侯君集手一摊。
“你说,这样的寺庙,该不该查,这些为非作歹的僧侣,该不该杀。”
“那些拆回来的砖石木料,从松州到河谷,一路上,我打算为边军修建一些哨所。”
“既然已经是大唐的疆域,边军巡逻,再加上将来河谷修建城池,怎么着都能用得上,别管数量多少,能省则省。”
“外头多了这么大的一片地,在河谷新城修建起来之前,别管是松州还是朝廷,财政方面,日子都不好过,大家也都能体谅户部的难处。”
“所以在这边,是想方设法的省钱过日子。
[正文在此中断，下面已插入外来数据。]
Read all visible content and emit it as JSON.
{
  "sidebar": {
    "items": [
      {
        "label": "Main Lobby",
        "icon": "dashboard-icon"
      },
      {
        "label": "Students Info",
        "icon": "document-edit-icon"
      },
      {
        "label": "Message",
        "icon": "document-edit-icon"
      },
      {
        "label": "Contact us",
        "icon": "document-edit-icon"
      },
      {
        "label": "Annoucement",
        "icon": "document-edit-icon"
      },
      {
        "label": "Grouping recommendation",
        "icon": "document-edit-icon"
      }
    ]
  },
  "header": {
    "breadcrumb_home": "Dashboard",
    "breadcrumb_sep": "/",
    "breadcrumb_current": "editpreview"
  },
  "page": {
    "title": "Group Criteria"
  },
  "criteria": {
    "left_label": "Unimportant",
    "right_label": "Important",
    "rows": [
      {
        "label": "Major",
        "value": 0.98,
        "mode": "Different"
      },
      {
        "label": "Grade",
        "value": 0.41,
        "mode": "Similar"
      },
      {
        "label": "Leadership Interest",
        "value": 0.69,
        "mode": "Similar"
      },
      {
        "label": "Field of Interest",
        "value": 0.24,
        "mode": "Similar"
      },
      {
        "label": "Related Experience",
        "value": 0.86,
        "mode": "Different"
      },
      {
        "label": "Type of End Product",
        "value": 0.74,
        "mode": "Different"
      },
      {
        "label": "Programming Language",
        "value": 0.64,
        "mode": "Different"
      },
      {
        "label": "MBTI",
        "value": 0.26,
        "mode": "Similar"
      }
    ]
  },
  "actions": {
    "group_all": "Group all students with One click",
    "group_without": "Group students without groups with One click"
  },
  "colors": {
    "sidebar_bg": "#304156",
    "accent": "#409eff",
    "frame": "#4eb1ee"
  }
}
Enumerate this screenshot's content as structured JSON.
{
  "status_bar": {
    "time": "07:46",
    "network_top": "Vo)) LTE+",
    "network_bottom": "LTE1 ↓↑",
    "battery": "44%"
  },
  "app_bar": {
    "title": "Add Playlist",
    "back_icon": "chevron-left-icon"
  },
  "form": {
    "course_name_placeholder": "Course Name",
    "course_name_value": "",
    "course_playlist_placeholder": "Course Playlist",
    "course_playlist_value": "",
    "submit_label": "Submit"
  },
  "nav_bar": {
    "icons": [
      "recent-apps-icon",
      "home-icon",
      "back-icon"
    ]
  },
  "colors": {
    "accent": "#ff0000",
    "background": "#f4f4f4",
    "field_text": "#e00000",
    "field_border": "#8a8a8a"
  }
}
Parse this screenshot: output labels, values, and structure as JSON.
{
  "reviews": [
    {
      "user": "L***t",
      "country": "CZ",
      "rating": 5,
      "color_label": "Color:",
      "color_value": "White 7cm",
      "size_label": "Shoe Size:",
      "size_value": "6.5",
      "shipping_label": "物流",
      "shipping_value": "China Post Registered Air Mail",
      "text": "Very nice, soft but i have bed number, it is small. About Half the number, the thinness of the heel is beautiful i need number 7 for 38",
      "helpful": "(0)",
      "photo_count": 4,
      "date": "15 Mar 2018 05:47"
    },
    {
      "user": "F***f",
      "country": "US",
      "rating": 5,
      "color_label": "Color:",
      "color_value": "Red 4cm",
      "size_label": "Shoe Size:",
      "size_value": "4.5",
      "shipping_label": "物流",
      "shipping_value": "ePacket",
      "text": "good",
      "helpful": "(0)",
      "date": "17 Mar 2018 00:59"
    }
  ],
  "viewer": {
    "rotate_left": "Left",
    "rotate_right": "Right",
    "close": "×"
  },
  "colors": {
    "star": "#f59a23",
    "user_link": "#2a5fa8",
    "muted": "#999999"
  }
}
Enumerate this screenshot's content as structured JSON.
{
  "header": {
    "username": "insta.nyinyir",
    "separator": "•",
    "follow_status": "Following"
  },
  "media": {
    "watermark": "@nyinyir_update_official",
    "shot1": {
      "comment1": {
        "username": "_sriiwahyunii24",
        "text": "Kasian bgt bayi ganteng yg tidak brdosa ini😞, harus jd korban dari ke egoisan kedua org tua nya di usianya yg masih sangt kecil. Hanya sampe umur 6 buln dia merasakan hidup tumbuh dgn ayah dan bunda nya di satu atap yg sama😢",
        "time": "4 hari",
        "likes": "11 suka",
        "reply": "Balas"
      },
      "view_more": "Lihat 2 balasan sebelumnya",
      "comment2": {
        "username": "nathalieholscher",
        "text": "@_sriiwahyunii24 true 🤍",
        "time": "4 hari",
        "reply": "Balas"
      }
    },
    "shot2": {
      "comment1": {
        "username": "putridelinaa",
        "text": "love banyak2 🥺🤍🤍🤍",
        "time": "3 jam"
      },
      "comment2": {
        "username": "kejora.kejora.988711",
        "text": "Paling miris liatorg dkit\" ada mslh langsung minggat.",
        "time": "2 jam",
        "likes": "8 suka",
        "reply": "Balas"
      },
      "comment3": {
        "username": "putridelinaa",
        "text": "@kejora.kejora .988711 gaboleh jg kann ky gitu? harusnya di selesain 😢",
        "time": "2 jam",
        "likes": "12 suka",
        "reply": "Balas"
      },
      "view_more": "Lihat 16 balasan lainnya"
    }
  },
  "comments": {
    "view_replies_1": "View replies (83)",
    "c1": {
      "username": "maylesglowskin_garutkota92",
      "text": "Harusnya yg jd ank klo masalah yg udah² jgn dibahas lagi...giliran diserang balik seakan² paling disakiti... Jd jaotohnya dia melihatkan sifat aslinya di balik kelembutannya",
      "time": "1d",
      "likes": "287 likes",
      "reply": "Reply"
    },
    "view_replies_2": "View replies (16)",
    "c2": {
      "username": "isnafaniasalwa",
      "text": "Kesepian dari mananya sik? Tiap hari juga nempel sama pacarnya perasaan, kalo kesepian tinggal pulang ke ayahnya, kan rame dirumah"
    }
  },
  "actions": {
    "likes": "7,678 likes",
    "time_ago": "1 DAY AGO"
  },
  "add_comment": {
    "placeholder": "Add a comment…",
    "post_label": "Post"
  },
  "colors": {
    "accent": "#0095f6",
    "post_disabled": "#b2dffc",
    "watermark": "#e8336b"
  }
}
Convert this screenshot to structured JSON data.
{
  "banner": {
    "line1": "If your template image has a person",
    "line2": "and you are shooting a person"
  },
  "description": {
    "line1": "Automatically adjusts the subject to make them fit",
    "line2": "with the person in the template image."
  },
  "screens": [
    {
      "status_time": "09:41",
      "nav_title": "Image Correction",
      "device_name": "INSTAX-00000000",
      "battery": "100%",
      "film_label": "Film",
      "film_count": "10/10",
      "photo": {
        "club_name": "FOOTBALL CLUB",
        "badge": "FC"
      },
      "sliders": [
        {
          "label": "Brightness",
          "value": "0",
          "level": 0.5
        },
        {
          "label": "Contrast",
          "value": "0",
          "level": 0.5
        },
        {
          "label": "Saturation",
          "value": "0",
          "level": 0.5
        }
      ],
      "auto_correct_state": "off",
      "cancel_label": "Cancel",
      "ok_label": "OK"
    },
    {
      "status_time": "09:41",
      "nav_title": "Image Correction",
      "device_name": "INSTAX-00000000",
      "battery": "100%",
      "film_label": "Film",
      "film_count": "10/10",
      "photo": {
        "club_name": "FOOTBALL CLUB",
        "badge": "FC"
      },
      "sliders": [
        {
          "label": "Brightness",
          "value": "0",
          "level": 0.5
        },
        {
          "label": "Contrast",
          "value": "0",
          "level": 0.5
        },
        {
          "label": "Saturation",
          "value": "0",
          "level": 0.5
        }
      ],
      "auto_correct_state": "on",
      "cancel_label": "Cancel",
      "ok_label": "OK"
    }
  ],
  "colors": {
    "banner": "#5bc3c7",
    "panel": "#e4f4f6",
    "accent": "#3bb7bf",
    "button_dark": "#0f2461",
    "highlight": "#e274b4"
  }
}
”
张守节听到这些话,心里别提多舒坦了。
他是户部的官员。
他们户部的人愿意这么上赶着得罪人吗?
但凡国库充盈,他们哪儿能像市井泼妇一样在朝堂上据理力争?
谁不想做谦谦君子。
可谁当家谁知道柴米贵,户部这边松一点,国库那边就得塌一片。
若是不加以节制,那贞观一朝的户部官员,都得被拉出来钉在耻辱柱上。
管不住国家的钱,是他们失职,失责。
如今亲眼看到松州这边做的诸多努力,桩桩件件,也都在体谅户部的难处,身为户部官员,怎么可能心里没有触动。
当即,张守节站起身来,对着侯君集拱手一礼。
谁都能说侯君集打仗刮地皮不成体统,但是他们户部不行!
侯君集有些受宠若惊。
“张郎中,你这是。”
张守节认真说道:“下官是户部官员,如今来松州,所见所闻,桩桩件件,都感受到了太子殿下,泾阳王殿下,还有两位将军为户部考虑,下官铭感于心。”
侯君集拱手回礼。
“张郎中不必如此,同为朝廷效力,为陛下,为太子殿下效力,分内之事。”
客气过后,张守节重新落座,眉头舒展。
说实话,来到这边这几日,心里的愁绪也是消散了不少。
从长安启辰到松州,心里本来有满肚子的顾虑。
边地拓土虽然是好事,可是近些年来,大唐扩张的实在是是快,拓展疆土,烧的是国库。
河谷要修路,要筑城,要安置归附的牧民,这一笔笔账算下来,哪一样不需要大把的钱粮?
秋收过后,国库虽然不算空虚,可是各处开销繁多,朝堂诸事繁杂,户部每划拨出的一贯钱,都要反复掂量。